29 Jun 2023

Therapeutic Products Bill in the panel-beater workshop

From The House , 6:55 pm on 29 June 2023

In the words of one MP recently when talking about how select committees work, sometimes bills come before the committee and they need very little work before going back to the House, while others need quite a bit of panel-beating.

In the latter category we can easily fit the Therapeutic Products Bill which this week passed its second reading. The Health Select Committee which examined the legislation digested a vast amount of public submissions taking issue with the Bill. This in turn has informed a robust debate between MPs.

Labour MP Ayesha Verrall speaks in the debate on Conversion Practices

 Health Minister Ayesha Verrall Photo: VNP / Phil Smith

The Government bill - which provides a new regulatory framework for therapeutic products (medicines, medical devices, natural health products, and active pharmaceutical ingredients) - is a useful example of how legislation gets shaped through a rigorous select committee process. 

Submissions

Over 16-thousand submissions were received. Oral hearings were held in late March and 210 organisations and 127 individual submitters were heard. The vast majority of submitters were opposed to aspects of the Bill. The Health Minister Ayesha Verrall acknowledged this during her second reading speech. 

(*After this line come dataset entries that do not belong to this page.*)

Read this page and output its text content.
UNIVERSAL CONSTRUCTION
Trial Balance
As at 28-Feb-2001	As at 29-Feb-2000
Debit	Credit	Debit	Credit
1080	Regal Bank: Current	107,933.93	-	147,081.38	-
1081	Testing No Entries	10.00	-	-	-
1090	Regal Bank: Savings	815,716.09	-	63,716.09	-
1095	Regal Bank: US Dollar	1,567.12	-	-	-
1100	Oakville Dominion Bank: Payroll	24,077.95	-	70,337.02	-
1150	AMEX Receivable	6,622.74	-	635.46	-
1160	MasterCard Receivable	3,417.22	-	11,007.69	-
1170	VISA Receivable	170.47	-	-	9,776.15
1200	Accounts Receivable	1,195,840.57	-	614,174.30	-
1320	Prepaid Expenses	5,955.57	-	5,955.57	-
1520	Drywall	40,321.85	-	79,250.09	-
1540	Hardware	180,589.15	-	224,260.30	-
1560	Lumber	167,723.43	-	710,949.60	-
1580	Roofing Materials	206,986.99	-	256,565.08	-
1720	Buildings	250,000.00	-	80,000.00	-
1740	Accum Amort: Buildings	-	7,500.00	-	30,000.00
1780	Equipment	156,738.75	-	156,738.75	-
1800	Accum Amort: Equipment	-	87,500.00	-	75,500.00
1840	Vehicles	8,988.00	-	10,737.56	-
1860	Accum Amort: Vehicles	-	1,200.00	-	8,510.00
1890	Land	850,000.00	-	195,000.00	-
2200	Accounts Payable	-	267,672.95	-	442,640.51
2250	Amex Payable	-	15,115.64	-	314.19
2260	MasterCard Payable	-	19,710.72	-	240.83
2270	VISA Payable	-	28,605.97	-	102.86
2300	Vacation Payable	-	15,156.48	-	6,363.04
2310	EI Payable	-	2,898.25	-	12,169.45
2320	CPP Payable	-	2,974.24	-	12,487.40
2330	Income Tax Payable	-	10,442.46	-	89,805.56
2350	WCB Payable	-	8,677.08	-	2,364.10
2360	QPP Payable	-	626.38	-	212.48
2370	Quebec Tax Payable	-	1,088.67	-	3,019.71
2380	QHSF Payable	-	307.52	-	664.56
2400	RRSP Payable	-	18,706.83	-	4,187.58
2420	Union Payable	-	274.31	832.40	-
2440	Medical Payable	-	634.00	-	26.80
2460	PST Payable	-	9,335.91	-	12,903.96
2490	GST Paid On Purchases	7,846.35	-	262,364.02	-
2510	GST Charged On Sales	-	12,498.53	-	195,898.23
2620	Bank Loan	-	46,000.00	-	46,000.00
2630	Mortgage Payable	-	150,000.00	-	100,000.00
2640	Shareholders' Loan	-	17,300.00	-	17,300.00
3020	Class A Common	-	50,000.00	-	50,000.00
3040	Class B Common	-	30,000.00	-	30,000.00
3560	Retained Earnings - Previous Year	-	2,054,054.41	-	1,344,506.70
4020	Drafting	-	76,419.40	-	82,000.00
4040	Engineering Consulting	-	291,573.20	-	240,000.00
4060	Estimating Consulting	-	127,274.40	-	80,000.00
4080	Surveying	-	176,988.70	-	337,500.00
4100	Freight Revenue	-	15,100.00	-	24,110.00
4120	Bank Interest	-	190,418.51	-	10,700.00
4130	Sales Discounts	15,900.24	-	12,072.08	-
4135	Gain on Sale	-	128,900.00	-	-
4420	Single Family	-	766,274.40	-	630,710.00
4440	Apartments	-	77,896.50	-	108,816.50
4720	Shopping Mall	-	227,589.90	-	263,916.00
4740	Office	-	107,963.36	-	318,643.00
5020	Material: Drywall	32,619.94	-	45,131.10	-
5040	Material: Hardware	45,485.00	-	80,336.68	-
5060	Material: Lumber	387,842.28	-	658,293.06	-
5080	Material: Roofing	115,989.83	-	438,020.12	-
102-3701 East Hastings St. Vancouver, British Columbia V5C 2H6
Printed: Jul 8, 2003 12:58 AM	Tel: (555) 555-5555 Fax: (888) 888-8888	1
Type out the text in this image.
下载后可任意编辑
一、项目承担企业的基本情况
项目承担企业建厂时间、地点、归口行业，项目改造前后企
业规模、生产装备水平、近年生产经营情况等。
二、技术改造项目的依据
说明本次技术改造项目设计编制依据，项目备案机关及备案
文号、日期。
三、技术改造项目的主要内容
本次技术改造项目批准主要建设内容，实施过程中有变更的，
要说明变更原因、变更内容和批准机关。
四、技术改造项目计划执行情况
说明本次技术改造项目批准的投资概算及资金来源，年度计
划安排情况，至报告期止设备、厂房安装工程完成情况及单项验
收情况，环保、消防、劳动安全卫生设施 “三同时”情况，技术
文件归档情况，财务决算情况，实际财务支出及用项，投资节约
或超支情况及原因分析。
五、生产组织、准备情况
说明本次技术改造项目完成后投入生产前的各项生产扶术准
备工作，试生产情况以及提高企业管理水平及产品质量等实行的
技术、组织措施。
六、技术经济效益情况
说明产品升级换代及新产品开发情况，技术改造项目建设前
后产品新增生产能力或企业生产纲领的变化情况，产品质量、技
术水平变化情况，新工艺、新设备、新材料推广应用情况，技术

“I recognise that many people who submitted on the bill were opposed to it or had concerns about how it would affect them, their whānau, or their businesses. Over 9,000 submissions focused on the inclusion of natural health products (NHPs) and called for their exclusion from the bill or that they be regulated in a risk-proportionate way. I also acknowledge that more than 700 submitters expressed concerns about the bill's potential effect on rongoā Māori (traditional healing ways).”

As a response, the Minister is introducing numerous Supplementary Order Papers (SOPs) to address some of the concerns in the Bill, including provision for small-scale NHP manufacturers to be excluded from the legislation as well as rongoā.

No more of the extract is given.